Pode-se interrogar: mas adianta, em situações como essas, falar das responsabilidades humanas, ou dos erros que foram cometidos, das irresponsabilidades, das imprudências? Talvez não seja, de fato, o momento mais oportuno de se falar sobre erros humanos (esta reflexão deve ser feita mais tarde, em outros momentos), mas a hora é muito propícia de se falar da presença de Deus aos sofredores. É justamente no momento da dor que se precisa testemunhar a presença de Jesus Cristo. Jesus mostrou Deus, não com altos discursos teológicos, mas no estar com os mais necessitados. Lá onde havia sofrimento, lá ele estava. Onde estava o irmão sofredor ele agia, curava, libertava, perdoava e instruía.

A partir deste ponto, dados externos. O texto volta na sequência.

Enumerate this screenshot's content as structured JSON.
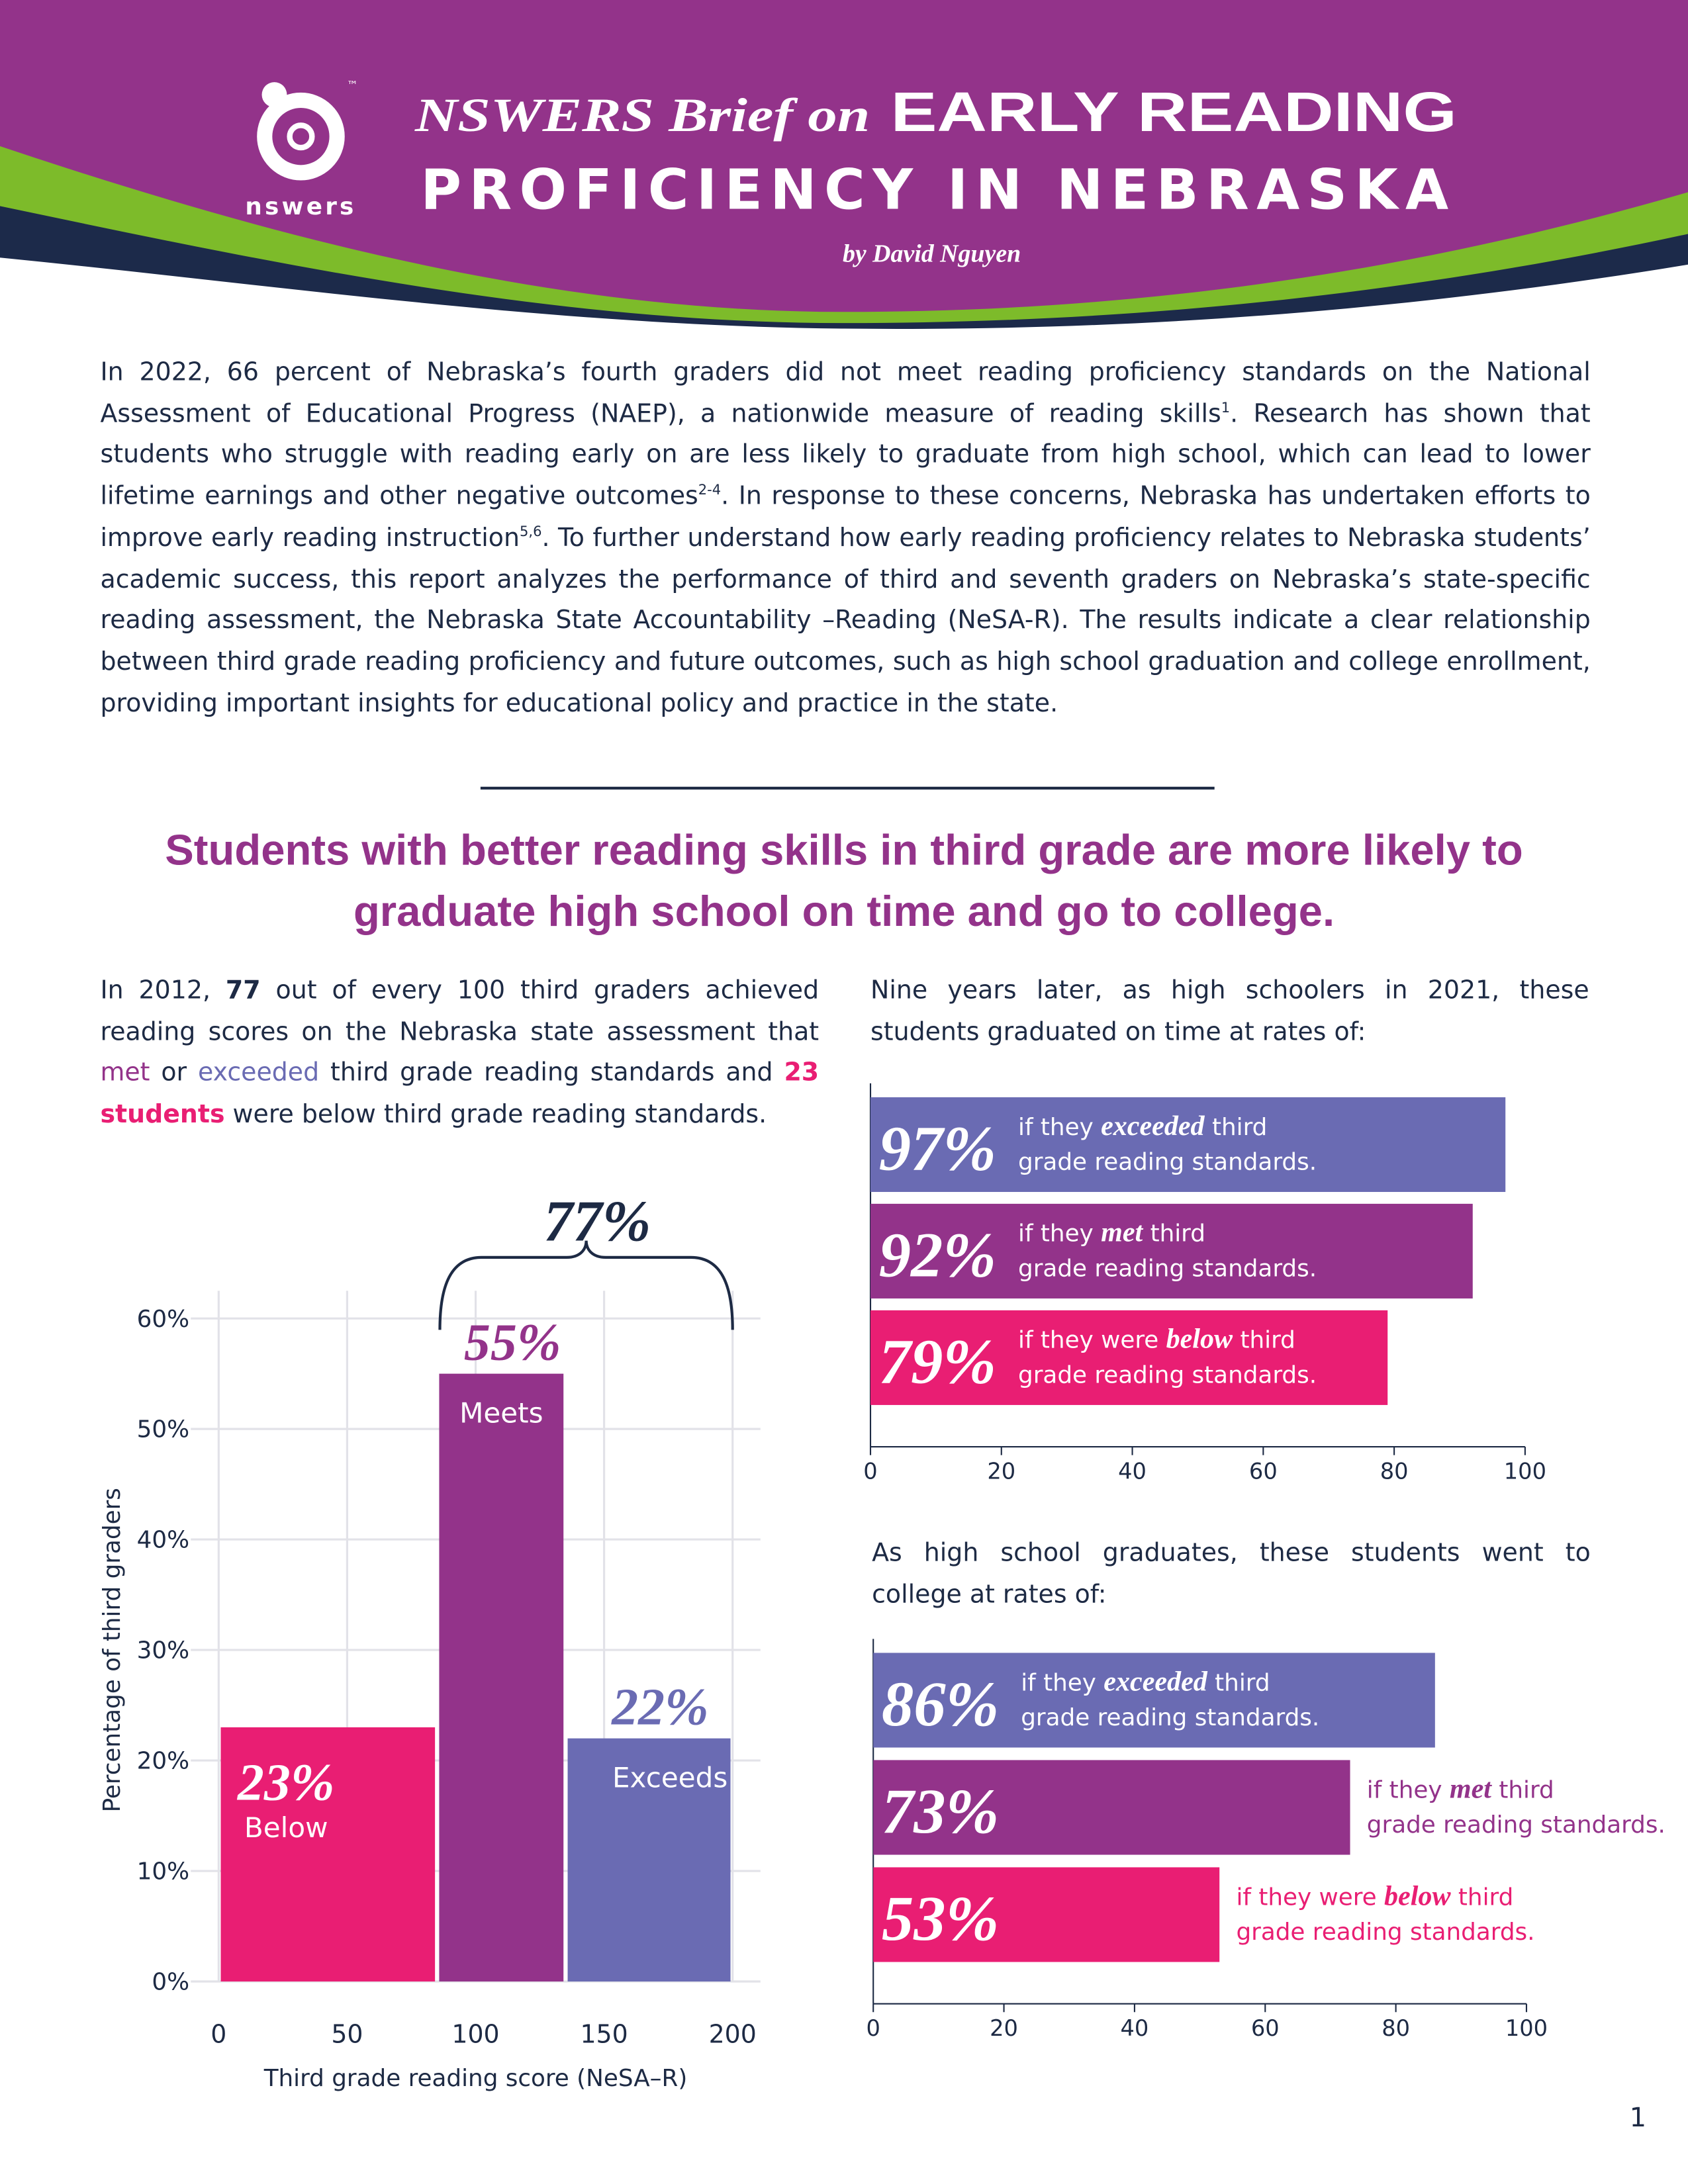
{
  "header": {
    "logo_text": "nswers",
    "trademark": "™",
    "title_lead": "NSWERS Brief on",
    "title_line1": "EARLY READING",
    "title_line2": "PROFICIENCY IN NEBRASKA",
    "byline": "by David Nguyen"
  },
  "intro": [
    "In 2022, 66 percent of Nebraska’s fourth graders did not meet reading proficiency standards on the National Assessment of Educational Progress (NAEP), a nationwide measure of reading skills",
    "1",
    ". Research has shown that students who struggle with reading early on are less likely to graduate from high school, which can lead to lower lifetime earnings and other negative outcomes",
    "2-4",
    ". In response to these concerns, Nebraska has undertaken efforts to improve early reading instruction",
    "5,6",
    ". To further understand how early reading proficiency relates to Nebraska students’ academic success, this report analyzes the performance of third and seventh graders on Nebraska’s state-specific reading assessment, the Nebraska State Accountability –Reading (NeSA-R). The results indicate a clear relationship between third grade reading proficiency and future outcomes, such as high school graduation and college enrollment, providing important insights for educational policy and practice in the state."
  ],
  "headline": "Students with better reading skills in third grade are more likely to graduate high school on time and go to college.",
  "left_text": [
    "In 2012, ",
    "77",
    " out of every 100 third graders achieved reading scores on the Nebraska state assessment that ",
    "met",
    " or ",
    "exceeded",
    " third grade reading standards and ",
    "23 students",
    " were below third grade reading standards."
  ],
  "graduation_text": "Nine years later, as high schoolers in 2021, these students graduated on time at rates of:",
  "college_text": "As high school graduates, these students went to college at rates of:",
  "chart_data": [
    {
      "type": "histogram",
      "bins": [
        0,
        85,
        135,
        200
      ],
      "values": [
        23,
        55,
        22
      ],
      "value_labels": [
        "23%",
        "55%",
        "22%"
      ],
      "categories": [
        "Below",
        "Meets",
        "Exceeds"
      ],
      "colors": [
        "#e91e73",
        "#93338a",
        "#6a6bb3"
      ],
      "xlim": [
        0,
        200
      ],
      "ylim": [
        0,
        62.5
      ],
      "xticks": [
        0,
        50,
        100,
        150,
        200
      ],
      "yticks": [
        {
          "value": 0,
          "label": "0%"
        },
        {
          "value": 10,
          "label": "10%"
        },
        {
          "value": 20,
          "label": "20%"
        },
        {
          "value": 30,
          "label": "30%"
        },
        {
          "value": 40,
          "label": "40%"
        },
        {
          "value": 50,
          "label": "50%"
        },
        {
          "value": 60,
          "label": "60%"
        }
      ],
      "xlabel": "Third grade reading score (NeSA–R)",
      "ylabel": "Percentage of third graders",
      "grid": true,
      "bracket_label": "77%"
    },
    {
      "type": "barh",
      "values": [
        97,
        92,
        79
      ],
      "value_labels": [
        "97%",
        "92%",
        "79%"
      ],
      "labels": [
        [
          "if they ",
          "exceeded",
          " third",
          "grade reading standards."
        ],
        [
          "if they ",
          "met",
          " third",
          "grade reading standards."
        ],
        [
          "if they were ",
          "below",
          " third",
          "grade reading standards."
        ]
      ],
      "colors": [
        "#6a6bb3",
        "#93338a",
        "#e91e73"
      ],
      "xlim": [
        0,
        100
      ],
      "xticks": [
        0,
        20,
        40,
        60,
        80,
        100
      ]
    },
    {
      "type": "barh",
      "values": [
        86,
        73,
        53
      ],
      "value_labels": [
        "86%",
        "73%",
        "53%"
      ],
      "labels": [
        [
          "if they ",
          "exceeded",
          " third",
          "grade reading standards."
        ],
        [
          "if they ",
          "met",
          " third",
          "grade reading standards."
        ],
        [
          "if they were ",
          "below",
          " third",
          "grade reading standards."
        ]
      ],
      "colors": [
        "#6a6bb3",
        "#93338a",
        "#e91e73"
      ],
      "xlim": [
        0,
        100
      ],
      "xticks": [
        0,
        20,
        40,
        60,
        80,
        100
      ]
    }
  ],
  "page_number": "1"
}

Está mais do que na hora de que se volte para o Deus de Jesus de Nazaré. Somente olhando para este Jesus concreto é que iremos conhecer o verdadeiro Deus: aquele que é Pai de todos, aquele que se preocupa com todos. Tudo consiste em crer ou não crer verdadeiramente em Jesus. É por meio de sua humanidade que chegamos, até onde for possível, à sua divindade. O amor anunciado e vivido por Jesus de Nazaré é a interpretação acessível do mistério divino para todo ser humano.

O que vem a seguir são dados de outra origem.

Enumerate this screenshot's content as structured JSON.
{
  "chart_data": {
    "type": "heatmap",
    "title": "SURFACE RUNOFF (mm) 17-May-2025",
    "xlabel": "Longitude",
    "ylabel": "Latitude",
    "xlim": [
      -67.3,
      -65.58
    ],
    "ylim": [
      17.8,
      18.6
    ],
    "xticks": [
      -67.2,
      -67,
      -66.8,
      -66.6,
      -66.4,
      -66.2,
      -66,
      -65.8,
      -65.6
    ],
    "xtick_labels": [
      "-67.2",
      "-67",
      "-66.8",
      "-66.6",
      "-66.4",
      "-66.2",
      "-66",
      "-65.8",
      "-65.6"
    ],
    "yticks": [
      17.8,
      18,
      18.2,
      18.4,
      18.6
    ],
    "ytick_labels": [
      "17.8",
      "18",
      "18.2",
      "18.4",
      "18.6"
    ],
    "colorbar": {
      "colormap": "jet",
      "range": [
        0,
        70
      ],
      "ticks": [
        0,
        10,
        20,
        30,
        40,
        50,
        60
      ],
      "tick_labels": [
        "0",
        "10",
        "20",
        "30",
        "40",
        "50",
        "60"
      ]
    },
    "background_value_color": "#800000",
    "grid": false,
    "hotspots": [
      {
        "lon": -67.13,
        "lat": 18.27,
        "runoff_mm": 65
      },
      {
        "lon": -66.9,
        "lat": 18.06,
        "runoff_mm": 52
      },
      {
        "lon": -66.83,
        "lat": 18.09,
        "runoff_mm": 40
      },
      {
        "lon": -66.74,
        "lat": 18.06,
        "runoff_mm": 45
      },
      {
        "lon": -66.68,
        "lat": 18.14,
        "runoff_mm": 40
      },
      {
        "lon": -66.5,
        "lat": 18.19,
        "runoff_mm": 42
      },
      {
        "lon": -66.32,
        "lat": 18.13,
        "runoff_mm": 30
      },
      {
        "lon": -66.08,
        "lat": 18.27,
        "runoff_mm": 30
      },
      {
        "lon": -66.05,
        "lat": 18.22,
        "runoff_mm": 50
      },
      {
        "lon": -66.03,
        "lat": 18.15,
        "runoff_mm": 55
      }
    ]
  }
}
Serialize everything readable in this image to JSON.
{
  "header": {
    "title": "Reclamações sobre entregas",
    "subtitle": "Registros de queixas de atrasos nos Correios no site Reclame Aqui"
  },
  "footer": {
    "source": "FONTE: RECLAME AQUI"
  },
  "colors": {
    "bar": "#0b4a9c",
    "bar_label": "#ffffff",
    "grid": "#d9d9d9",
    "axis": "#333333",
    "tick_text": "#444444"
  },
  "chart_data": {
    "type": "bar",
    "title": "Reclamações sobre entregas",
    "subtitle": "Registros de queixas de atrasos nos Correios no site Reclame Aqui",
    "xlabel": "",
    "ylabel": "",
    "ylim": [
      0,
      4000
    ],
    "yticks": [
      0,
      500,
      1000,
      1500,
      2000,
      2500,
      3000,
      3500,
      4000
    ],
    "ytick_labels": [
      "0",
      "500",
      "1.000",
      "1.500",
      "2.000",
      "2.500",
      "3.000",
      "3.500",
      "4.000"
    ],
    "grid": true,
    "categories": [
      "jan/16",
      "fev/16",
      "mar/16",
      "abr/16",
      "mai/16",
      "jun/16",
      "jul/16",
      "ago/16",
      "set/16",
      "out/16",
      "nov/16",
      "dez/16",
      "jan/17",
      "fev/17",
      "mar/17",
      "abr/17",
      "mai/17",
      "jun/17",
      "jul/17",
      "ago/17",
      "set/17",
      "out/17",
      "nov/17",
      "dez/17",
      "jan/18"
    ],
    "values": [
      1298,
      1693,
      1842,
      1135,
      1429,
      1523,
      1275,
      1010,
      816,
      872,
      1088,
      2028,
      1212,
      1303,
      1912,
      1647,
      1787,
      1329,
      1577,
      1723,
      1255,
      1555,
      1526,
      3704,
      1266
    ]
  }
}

Conclui-se assim, que antes de se apresentar como pregador do Evangelho, o padre ou pastor, precisa seguir os passos de Jesus de Nazaré – ser discípulo – para formado por ele, ter coragem de falar do verdadeiro Deus. A defesa de Deus pode exigir muita coragem e, quem sabe, até resultar em antipatia – uma vez que se esperam sempre palavras bonitas -, mas a justiça deve ser levada em conta. Precisamos ser justos também com Deus. Ele conta conosco. Foi para isso Cristo convidou e enviou os seus discípulos em seu nome.